Bug 14609 - Stack clobbering in pthread cancellation cleanup handlers
Summary: Stack clobbering in pthread cancellation cleanup handlers
Status: NEW
Alias: None
Product: glibc
Classification: Unclassified
Component: nptl (show other bugs)
Version: unspecified
: P2 normal
Target Milestone: ---
Assignee: Not yet assigned to anyone
Depends on:
Reported: 2012-09-22 23:46 UTC by Rich Felker
Modified: 2014-06-25 06:50 UTC (History)
1 user (show)

See Also:
Last reconfirmed:
fweimer: security-

test case demonstrating crash due to this bug (265 bytes, text/x-csrc)
2012-09-22 23:46 UTC, Rich Felker

Note You need to log in before you can comment on or make changes to this bug.
Description Rich Felker 2012-09-22 23:46:47 UTC
Created attachment 6650 [details]
test case demonstrating crash due to this bug

As they are specified in POSIX, cancellation cleanup handlers are simply "invoked" when cancellation is acted upon, but nowhere is it specified that the block scope of the function from which the cancellation point is called terminates prematurely any time during the cleanup process, or that the block scope of one cleanup push/pop is terminates before the next cleanup handler is run. However, glibc's implementation of cleanup in terms of C++-style exceptions results in cleanup handlers running as exceptions in the block where they were installed, rather than merely being invoked. This means that objects used by the cleanup handler may no longer exist at the time the cleanup handler runs, and attempts to write to them will clobber the new stack frame in which the cleanup handler is running.

I'm attaching a working proof-of-concept that demonstrates the issue by clobbering its own stack and crashing, even though it has not done anything that the POSIX standard disallows. It's rather ugly and unnatural since I wrote it to ensure that the crash happens, not to mimic code that might appear in the real world. A more real-world example is something like:

char small_bug[SMALL_SIZE];
struct context ctx = { .buf = small_buf };
pthread_cleanup_push(cleanup_func, &ctx);
if (...) {
    char large_buf[LARGE_SIZE];
    ctx->buf = large_buf;
    ctx->buf = small_buf;

I'm aware that this bug is inherent in the cancellation design glibc chose to use, and is not easy to fix, but please do not mark this bug as invalid. If the glibc team wants to be able to keep this behavior, a defect report process with the Austin Group based on this glibc bug report should be started, with the goal of making a rigorous definition of the interaction of cancellation cleanup handlers and automatic object lifetimes, so that programs like my test case become non-conforming in the next edition (or TC?) of POSIX.

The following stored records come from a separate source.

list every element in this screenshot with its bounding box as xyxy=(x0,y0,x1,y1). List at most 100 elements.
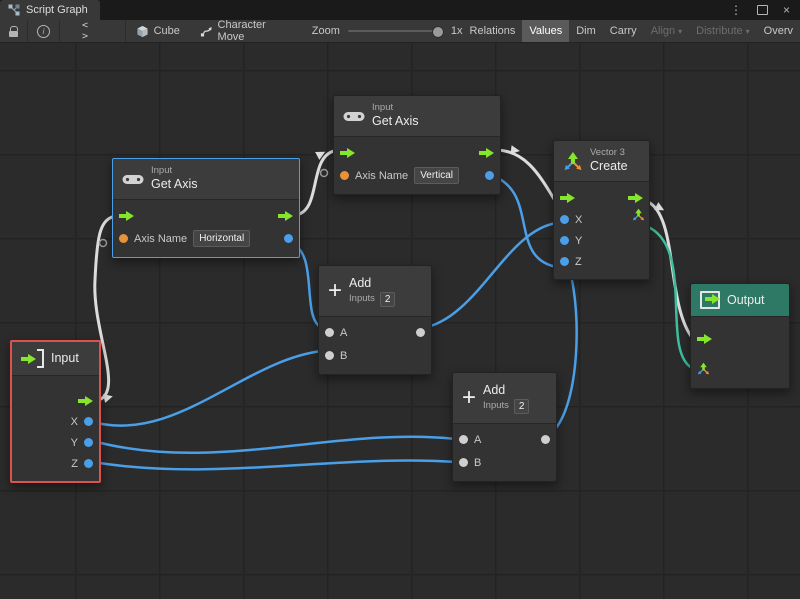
cube-label: Cube xyxy=(154,25,180,37)
z-output-port[interactable] xyxy=(84,459,93,468)
control-port-row xyxy=(113,204,299,227)
x-input-port[interactable] xyxy=(560,215,569,224)
port-row-z: Z xyxy=(554,251,649,272)
node-title: Create xyxy=(590,159,628,174)
port-label: B xyxy=(474,457,481,469)
sum-output-port[interactable] xyxy=(541,435,550,444)
chevron-down-icon: ▾ xyxy=(678,27,682,36)
gamepad-icon xyxy=(122,173,144,186)
control-output-arrow[interactable] xyxy=(278,211,293,221)
unconnected-port-circle[interactable] xyxy=(100,240,107,247)
value-port-row xyxy=(691,358,789,381)
character-move-label: Character Move xyxy=(218,19,294,43)
x-output-port[interactable] xyxy=(84,417,93,426)
tab-title: Script Graph xyxy=(26,4,88,16)
zoom-slider-handle[interactable] xyxy=(432,26,444,38)
align-dropdown[interactable]: Align▾ xyxy=(644,20,689,42)
flow-vector3-to-output[interactable] xyxy=(646,201,691,336)
relations-button[interactable]: Relations xyxy=(463,20,523,42)
node-category: Input xyxy=(151,166,198,176)
sum-output-port[interactable] xyxy=(416,328,425,337)
control-input-arrow[interactable] xyxy=(697,334,712,344)
control-input-arrow[interactable] xyxy=(560,193,575,203)
zoom-slider[interactable] xyxy=(348,30,443,32)
port-row-x: X xyxy=(12,411,99,432)
carry-button[interactable]: Carry xyxy=(603,20,644,42)
code-view-button[interactable]: < > xyxy=(60,20,126,42)
chevron-down-icon: ▾ xyxy=(746,27,750,36)
add-icon: + xyxy=(328,281,342,301)
output-icon xyxy=(700,291,720,309)
port-row-y: Y xyxy=(554,230,649,251)
node-title: Get Axis xyxy=(151,177,198,192)
value-input-z-to-add2-b[interactable] xyxy=(93,461,456,470)
y-input-port[interactable] xyxy=(560,236,569,245)
port-row-b: B xyxy=(453,451,556,474)
control-port-row xyxy=(334,141,500,164)
value-input-x-to-add1-b[interactable] xyxy=(93,351,322,426)
vector3-output-port-icon[interactable] xyxy=(632,208,645,226)
close-icon[interactable]: × xyxy=(783,4,790,16)
node-category: Vector 3 xyxy=(590,148,628,158)
port-label: X xyxy=(71,416,78,428)
input-b-port[interactable] xyxy=(459,458,468,467)
control-port-row xyxy=(554,186,649,209)
character-move-breadcrumb[interactable]: Character Move xyxy=(190,20,304,42)
port-row-a: A xyxy=(453,428,556,451)
overview-button[interactable]: Overv xyxy=(757,20,800,42)
node-graph-input[interactable]: Input X Y Z xyxy=(10,340,101,483)
node-add-2[interactable]: + Add Inputs 2 A B xyxy=(452,372,557,482)
node-get-axis-vertical[interactable]: Input Get Axis Axis Name Vertical xyxy=(333,95,501,195)
node-add-1[interactable]: + Add Inputs 2 A B xyxy=(318,265,432,375)
kebab-menu-icon[interactable]: ⋮ xyxy=(730,4,742,16)
dim-button[interactable]: Dim xyxy=(569,20,603,42)
code-icon: < > xyxy=(82,20,103,42)
window-controls: ⋮ × xyxy=(730,0,800,20)
y-output-port[interactable] xyxy=(84,438,93,447)
value-input-y-to-add2-a[interactable] xyxy=(93,437,456,453)
control-output-arrow[interactable] xyxy=(479,148,494,158)
node-get-axis-horizontal[interactable]: Input Get Axis Axis Name Horizontal xyxy=(112,158,300,258)
axis-name-port[interactable] xyxy=(340,171,349,180)
inputs-count-field[interactable]: 2 xyxy=(380,292,396,307)
tab-script-graph[interactable]: Script Graph xyxy=(0,0,100,20)
info-button[interactable]: i xyxy=(28,20,60,42)
axis-name-port[interactable] xyxy=(119,234,128,243)
cube-icon xyxy=(136,25,149,38)
port-row-b: B xyxy=(319,344,431,367)
maximize-icon[interactable] xyxy=(757,5,768,15)
unconnected-port-circle[interactable] xyxy=(321,170,328,177)
port-row-z: Z xyxy=(12,453,99,474)
value-port-row: Axis Name Vertical xyxy=(334,164,500,187)
values-button[interactable]: Values xyxy=(522,20,569,42)
value-add1-to-vector3-x[interactable] xyxy=(423,223,557,328)
control-input-arrow[interactable] xyxy=(119,211,134,221)
input-a-port[interactable] xyxy=(459,435,468,444)
input-a-port[interactable] xyxy=(325,328,334,337)
value-output-port[interactable] xyxy=(284,234,293,243)
flow-vertical-to-vector3[interactable] xyxy=(497,150,554,199)
lock-button[interactable] xyxy=(0,20,28,42)
z-input-port[interactable] xyxy=(560,257,569,266)
control-port-row xyxy=(691,327,789,350)
axis-name-field[interactable]: Vertical xyxy=(414,167,459,184)
inputs-count-field[interactable]: 2 xyxy=(514,399,530,414)
value-output-port[interactable] xyxy=(485,171,494,180)
port-row-y: Y xyxy=(12,432,99,453)
unity-script-graph-window: Script Graph ⋮ × i < > Cube xyxy=(0,0,800,599)
vector3-input-port-icon[interactable] xyxy=(697,362,710,378)
port-label: A xyxy=(340,327,347,339)
node-vector3-create[interactable]: Vector 3 Create X Y Z xyxy=(553,140,650,280)
script-graph-icon xyxy=(8,4,20,16)
distribute-dropdown[interactable]: Distribute▾ xyxy=(689,20,756,42)
input-b-port[interactable] xyxy=(325,351,334,360)
control-output-arrow[interactable] xyxy=(628,193,643,203)
control-input-arrow[interactable] xyxy=(340,148,355,158)
axis-name-field[interactable]: Horizontal xyxy=(193,230,250,247)
node-graph-output[interactable]: Output xyxy=(690,283,790,389)
cube-breadcrumb[interactable]: Cube xyxy=(126,20,190,42)
port-label: Y xyxy=(575,235,582,247)
flow-horizontal-to-vertical[interactable] xyxy=(295,151,334,215)
control-output-arrow[interactable] xyxy=(78,396,93,406)
node-title: Add xyxy=(483,383,529,398)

Short of an amendment to the standard, I believe this bug report is valid.
Comment 1 joseph@codesourcery.com 2012-09-23 19:24:58 UTC
To quote the Rationale for the 1996 edition of POSIX.1 (since various bits 
of POSIX rationale may well not have ended up integrated in the versions 
of POSIX based on the Single Unix Specification), "it is an explicit goal 
of this standard to be compatible with existing exception facilities and 
languages having exceptions" (B.18.1.3 Thread Cancellation Cleanup 
Handlers, page 579, lines 9213-9215).  Then, B.18.2.3 Establishing 
Cancellation Handlers, page 582, lines 9312-9314, "A more ambitious 
implementation of these routines might do even better by allowing the 
compiler to note that the cancellation cleanup handler is a constant and 
can be expanded inline.".  And B.18.3 Language-Independent Cancellation 
Functionality, page 585, lines 9455-9459: "It is intended that bindings be 
able to use language exception facilities as part of the implementation of 
thread cancellation.  In particular, it would be desirable to have thread 
cancellation, cancellation scopes, and their associated cleanup code map 
into exception raise, exception scopes, and exception handlers in 
languages providing them.".

I think that exceptions, associated unwinding and execution of cleanup 
handlers in the context where pthread_cleanup_push was called were pretty 
clearly intended to be allowed as an approach for implementing 
Comment 2 Rich Felker 2014-06-25 06:50:21 UTC
Yes, this is the response I got from their side too, but there is no specification for such behavior in the standard, and in the absence of such, there's no reason to believe that execution of any block ends as a result of cancellation being acted upon. I'd like to get this fixed in POSIX.